Oncology Institute of Southern Switzerland, Department of Medical Oncology, Bellinzona, Switzerland.
Oral Oncol. 2012 Mar;48(3):266-71. doi: 10.1016/j.oraloncology.2011.10.005. Epub 2011 Nov 11.
In loco-regionally advanced head and neck squamous cell cancer (HNSCC), concurrent 3-weekly cisplatin improves overall survival (OS) compared to radiotherapy alone, but is often associated with renal toxicity. The use of radiotherapy with accelerated fractionation schedules has been reported to improve survival but its optimal combination with chemotherapy is unclear. Retrospective analysis of treatment outcome and nephrotoxicity of radiotherapy given with an intensity-modulated approach (IMRT) concurrent with either 3-weekly or weekly cisplatin in 94 patients with stage III/IV HNSCC. Patients treated with weekly cisplatin were significantly older (p=0.0014) and received a significantly lower total cisplatin dose (p=0.0002). With a median follow-up of 2.8 years, at univariate analysis, 3-weekly cisplatin shows a longer OS (p=0.041) but progression-free survival (PFS) is similar for both schedules (p=0.47). Cisplatin doses >240 mg/m(2) were associated with better OS but not PFS. Chronic renal failure rate was significantly higher with 3-weekly cisplatin (p=0.04). Multivariate analysis (Cox regression controlling for age) confirmed the significant and independent impact of alcohol and smoking habits on both PFS (HR, 2.2) and OS (HR, 2.3), while the treatment schedule affected only OS (HR, 2.2). Weekly cisplatin is less nephrotoxic. Both schedules can be combined to curative IMRT. PFS was not significantly different even if patients treated with the weekly schedule were significantly older and received reduced cisplatin doses. The study suggests that the different cisplatin dose doesn't affect the PFS results if concomitant to IMRT. Controlled prospective studies are needed.

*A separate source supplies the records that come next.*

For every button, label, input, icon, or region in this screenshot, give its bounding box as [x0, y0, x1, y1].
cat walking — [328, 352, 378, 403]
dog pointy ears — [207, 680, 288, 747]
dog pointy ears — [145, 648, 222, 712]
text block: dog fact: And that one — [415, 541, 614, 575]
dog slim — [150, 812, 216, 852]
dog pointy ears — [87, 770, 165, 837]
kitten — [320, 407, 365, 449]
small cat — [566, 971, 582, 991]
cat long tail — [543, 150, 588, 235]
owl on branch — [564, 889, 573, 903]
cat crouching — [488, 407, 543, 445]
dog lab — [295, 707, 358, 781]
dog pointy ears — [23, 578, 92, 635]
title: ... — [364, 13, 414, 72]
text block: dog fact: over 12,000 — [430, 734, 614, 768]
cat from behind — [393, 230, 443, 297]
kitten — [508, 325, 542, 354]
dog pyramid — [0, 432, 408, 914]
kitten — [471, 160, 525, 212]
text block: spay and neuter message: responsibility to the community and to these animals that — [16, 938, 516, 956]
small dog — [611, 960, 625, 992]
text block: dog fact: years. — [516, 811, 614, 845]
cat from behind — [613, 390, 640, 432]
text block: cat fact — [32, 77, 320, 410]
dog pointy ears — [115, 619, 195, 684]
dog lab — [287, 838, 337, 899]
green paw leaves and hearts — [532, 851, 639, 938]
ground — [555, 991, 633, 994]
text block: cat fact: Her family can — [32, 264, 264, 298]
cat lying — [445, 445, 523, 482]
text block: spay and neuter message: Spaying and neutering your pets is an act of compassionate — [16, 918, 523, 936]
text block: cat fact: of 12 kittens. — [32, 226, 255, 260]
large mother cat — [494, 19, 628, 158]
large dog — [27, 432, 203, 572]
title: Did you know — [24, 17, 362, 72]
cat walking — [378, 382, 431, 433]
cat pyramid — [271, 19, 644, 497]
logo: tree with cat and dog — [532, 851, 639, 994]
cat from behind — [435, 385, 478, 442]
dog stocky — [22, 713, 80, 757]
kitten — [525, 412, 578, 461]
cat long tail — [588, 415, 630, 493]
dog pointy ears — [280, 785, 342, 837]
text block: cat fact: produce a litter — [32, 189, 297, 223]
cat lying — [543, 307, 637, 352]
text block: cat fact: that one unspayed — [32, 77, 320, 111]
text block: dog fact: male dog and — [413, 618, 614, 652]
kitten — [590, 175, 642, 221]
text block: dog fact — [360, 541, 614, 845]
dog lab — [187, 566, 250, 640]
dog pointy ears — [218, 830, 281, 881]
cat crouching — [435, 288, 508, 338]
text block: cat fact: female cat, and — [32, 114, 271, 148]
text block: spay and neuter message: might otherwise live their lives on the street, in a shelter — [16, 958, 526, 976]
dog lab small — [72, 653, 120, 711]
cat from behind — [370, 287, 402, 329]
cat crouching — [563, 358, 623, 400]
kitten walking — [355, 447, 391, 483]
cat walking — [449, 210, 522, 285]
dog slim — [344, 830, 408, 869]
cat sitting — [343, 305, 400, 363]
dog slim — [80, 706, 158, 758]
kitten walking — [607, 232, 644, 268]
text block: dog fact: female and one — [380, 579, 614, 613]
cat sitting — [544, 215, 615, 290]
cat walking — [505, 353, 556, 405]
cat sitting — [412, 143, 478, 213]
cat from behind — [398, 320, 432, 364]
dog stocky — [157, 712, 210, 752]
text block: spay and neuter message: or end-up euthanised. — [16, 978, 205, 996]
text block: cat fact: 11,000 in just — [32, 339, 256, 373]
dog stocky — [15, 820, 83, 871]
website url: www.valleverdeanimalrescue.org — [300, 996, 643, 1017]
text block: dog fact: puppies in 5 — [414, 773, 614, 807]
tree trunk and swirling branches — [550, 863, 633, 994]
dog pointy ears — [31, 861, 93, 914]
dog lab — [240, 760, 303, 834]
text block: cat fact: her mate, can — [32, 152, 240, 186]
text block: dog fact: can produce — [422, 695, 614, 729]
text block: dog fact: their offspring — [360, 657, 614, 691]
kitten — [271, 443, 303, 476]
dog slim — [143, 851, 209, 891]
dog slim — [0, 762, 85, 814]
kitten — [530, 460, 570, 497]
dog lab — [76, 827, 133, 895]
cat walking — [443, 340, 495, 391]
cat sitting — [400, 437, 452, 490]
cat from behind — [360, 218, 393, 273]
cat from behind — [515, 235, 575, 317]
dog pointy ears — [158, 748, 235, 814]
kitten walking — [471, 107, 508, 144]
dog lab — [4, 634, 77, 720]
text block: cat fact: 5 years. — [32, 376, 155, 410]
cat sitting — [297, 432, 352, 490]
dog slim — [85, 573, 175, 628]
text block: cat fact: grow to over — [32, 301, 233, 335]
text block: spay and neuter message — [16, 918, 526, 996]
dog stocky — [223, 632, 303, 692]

局部区域晚期头颈部鳞状细胞癌(HNSCC)中,与单独放疗相比,每周三次顺铂同期治疗可改善总生存期(OS),但常伴有肾毒性。据报道,采用加速分割放疗方案可改善生存,但与化疗的最佳联合方案尚不清楚。本研究回顾性分析了 94 例 III/IV 期 HNSCC 患者接受调强放疗(IMRT)同期每周或每 3 周给予顺铂治疗的疗效和肾毒性。每周给予顺铂的患者年龄明显更大(p=0.0014),总顺铂剂量明显更低(p=0.0002)。中位随访 2.8 年后,单因素分析显示,每 3 周给予顺铂的患者 OS 更长(p=0.041),但两种方案的无进展生存期(PFS)相似(p=0.47)。顺铂剂量>240mg/m(2)与更好的 OS 相关,但与 PFS 无关。每周 3 次给予顺铂的慢性肾衰竭发生率明显更高(p=0.04)。多因素分析(Cox 回归控制年龄因素)证实,饮酒和吸烟习惯对 PFS(HR,2.2)和 OS(HR,2.3)均有显著且独立的影响,而治疗方案仅影响 OS(HR,2.2)。每周给予顺铂的肾毒性较小。两种方案均可与根治性 IMRT 联合。尽管每周方案治疗的患者年龄明显更大且接受的顺铂剂量较低,但 PFS 无显著差异。研究表明,在与 IMRT 同期应用时,不同剂量的顺铂不会影响 PFS 结果。需要开展对照前瞻性研究。